I think you have to graph it using meters and not “d” since that’s what the professor did during lecture. Also it makes more sense to use the numerical meter values since we’re basing our calculations off of that.
I thought that the lecture video for Example 2 in Period 27 did an excellent job in explaining a problem that is very similar to this. Consult that video if you want to check your work and make sure your final answers are accurate.
It is helpful to break up these problems as, finding out what you know about the full FBD, then breaking into segments, and for each segment summing the forces and then summing the moments at P.
When doing this it was helpful to break the problem down into parts. I started from the left and worked to the right and it made the problem quite easy to break down.
How would this change if there was a distributed load?
I don’t think the problem would change much with a distributed load, as you can treat that load as a single force at a certain distance, so it would act the same any other force; just with extra work needing to be done.
It would be the only difference is that you have to compute the distributed load an proceed from there.
If we correctly set up the equilibrium equations, the signs (+ or -) should come out correct, right? If not, should we change them if we think they should be flipped?
I completed my shear diagram but am unsure if my bending moment diagram is accurate. What is the best method or process to compute this?
One way that I found to check if my bending moment diagram was accurate was through checking if the moment at the very end of the beam, at point E in this case, was equal to 0. Another way I found to double check if the bending moment diagram was correct was if it graphically appeared to be the integral of the shear diagram.
A method I used to find Shear Force and Bending moment was to extend my segment FBDs from left to right rather than including a middle segment with Shear Force and Bending moment on both sides.

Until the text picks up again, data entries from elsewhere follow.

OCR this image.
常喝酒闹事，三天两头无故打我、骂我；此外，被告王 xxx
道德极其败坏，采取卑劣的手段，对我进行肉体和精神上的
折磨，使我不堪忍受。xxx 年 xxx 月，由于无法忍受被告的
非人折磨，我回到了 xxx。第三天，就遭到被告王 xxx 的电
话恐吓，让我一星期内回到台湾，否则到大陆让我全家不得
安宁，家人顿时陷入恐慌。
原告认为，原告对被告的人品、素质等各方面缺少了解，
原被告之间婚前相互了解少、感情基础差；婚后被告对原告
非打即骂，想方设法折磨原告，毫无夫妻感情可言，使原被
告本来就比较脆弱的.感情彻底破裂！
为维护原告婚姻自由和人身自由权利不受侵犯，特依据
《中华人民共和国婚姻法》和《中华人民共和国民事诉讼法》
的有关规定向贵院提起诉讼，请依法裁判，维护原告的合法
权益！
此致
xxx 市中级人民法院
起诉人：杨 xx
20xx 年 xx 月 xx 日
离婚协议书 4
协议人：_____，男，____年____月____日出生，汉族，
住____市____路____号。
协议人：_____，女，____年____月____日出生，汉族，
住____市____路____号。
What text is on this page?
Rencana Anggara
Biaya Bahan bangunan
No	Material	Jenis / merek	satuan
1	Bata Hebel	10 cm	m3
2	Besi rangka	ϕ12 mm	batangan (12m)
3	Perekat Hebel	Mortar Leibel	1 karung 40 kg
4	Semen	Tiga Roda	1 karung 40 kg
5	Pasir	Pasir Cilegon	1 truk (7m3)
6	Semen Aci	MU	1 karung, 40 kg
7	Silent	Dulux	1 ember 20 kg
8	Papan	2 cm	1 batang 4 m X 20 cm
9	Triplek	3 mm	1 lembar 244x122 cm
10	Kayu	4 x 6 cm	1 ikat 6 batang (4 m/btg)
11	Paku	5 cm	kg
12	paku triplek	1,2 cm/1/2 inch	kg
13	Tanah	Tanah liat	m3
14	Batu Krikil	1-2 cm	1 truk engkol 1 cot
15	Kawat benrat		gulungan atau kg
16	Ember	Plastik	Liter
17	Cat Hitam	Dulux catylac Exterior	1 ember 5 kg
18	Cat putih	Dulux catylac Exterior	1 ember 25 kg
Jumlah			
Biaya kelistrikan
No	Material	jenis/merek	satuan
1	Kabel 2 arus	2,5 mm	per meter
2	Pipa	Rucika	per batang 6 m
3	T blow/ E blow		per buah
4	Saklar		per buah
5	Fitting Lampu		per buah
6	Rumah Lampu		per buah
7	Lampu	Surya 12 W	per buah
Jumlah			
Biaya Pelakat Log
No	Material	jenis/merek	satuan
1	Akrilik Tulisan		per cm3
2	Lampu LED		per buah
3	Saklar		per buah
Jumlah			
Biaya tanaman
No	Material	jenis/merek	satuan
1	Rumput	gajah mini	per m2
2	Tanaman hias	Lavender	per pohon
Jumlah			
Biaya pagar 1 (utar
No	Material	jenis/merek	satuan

Drawing my FBDs this way made it easier for me to visualize the problem, as force distances for finding the Bending moment could be written as sums of d and x.
I found that the example problem 9.B.1 and the procedure on page 350 of the textbook helped tremendously in solving this problem.
I found the 27.B video extremely helpful to help understand how to find the shear and moment forces and how to graph it. Remember that you need to split it at every applied force.
I found this problem very connected to one of the problems done on lecture 27. Also, I would recommend checking the derivative of the moment equation of every segment to verify that it is consistent with the shear. Furthermore, the M(x) and V(x) graphs should demonstrate some mathematical relationship (When V(x) changes signs, M(x) should attain an extremum since dM/dx = V(x).)
When Graphing the function, what are certain plot points that I should know about?
I am a little confused on what u r asking.